Normalmente le dosi per 4 persone sono di 200 gr di semola e 100 ml (o gr se non disponete di un dosatore) di acqua, oltre un po’ di sale. Nella ricetta in questione ho aggiunto 15 gr di farina di foglie di coca considerandola una polvere colorante e non una farina vera e propria contenente glutine altrimenti avrei dovuto includerla nei 200 gr totali. L’intuizione era corretta cosicché ho potuto lavorare l’impasto correttamente. Anche la quantità rispetto alla semola era nel giusto equilibrio per un gusto finale soddisfacente.
Tornando al condimento ho pensato alla zucca per più di una ragione. Innanzitutto è un ortaggio stagionale, quindi buono e reperibile. Inoltre il dolciastro della zucca sarebbe stato capace di equilibrare la sapidità del gusto erbaceo deciso della foglia di coca. Terzo motivo, siccome si mangia anche con gli occhi, il suo colore avrebbe dato risalto al verde dei malloreddus. Infine, l’apporto di ispirazione mantovana per attutire l’eccessivo dolce della zucca, l’amaretto, tipico dell’impasto dei mitici tortelli con ripieno di zucca.

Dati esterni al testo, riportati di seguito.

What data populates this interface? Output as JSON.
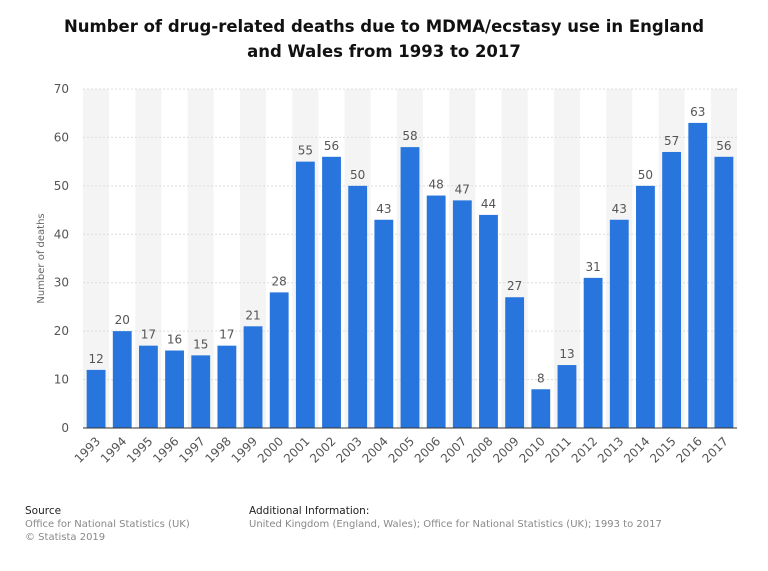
{
  "chart_data": {
    "type": "bar",
    "title": "Number of drug-related deaths due to MDMA/ecstasy use in England and Wales from 1993 to 2017",
    "y_label": "Number of deaths",
    "categories": [
      "1993",
      "1994",
      "1995",
      "1996",
      "1997",
      "1998",
      "1999",
      "2000",
      "2001",
      "2002",
      "2003",
      "2004",
      "2005",
      "2006",
      "2007",
      "2008",
      "2009",
      "2010",
      "2011",
      "2012",
      "2013",
      "2014",
      "2015",
      "2016",
      "2017"
    ],
    "values": [
      12,
      20,
      17,
      16,
      15,
      17,
      21,
      28,
      55,
      56,
      50,
      43,
      58,
      48,
      47,
      44,
      27,
      8,
      13,
      31,
      43,
      50,
      57,
      63,
      56
    ],
    "color": "#2876dd",
    "ylim": [
      0,
      70
    ],
    "yticks": [
      0,
      10,
      20,
      30,
      40,
      50,
      60,
      70
    ],
    "grid": true
  },
  "footer": {
    "source_heading": "Source",
    "source_lines": [
      "Office for National Statistics (UK)",
      "© Statista 2019"
    ],
    "info_heading": "Additional Information:",
    "info_text": "United Kingdom (England, Wales); Office for National Statistics (UK); 1993 to 2017"
  }
}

Ma attenzione, non utilizzate la zucca di tipo mantovano, quella con la buccia verde scuro per intendersi, che se è perfetta per l’impasto dei tortelli non lo sarebbe altrettanto per il nostro condimento, perché una volta cotta risulterebbe troppo pastosa e compatta, mentre a noi serve una polpa che resta un po’ acquosa dove mantecare a dovere i nostri malloreddus.
A questo punto non resta che rimboccarci le maniche e metterci all’opera. Le foto vi guideranno nella facile procedura.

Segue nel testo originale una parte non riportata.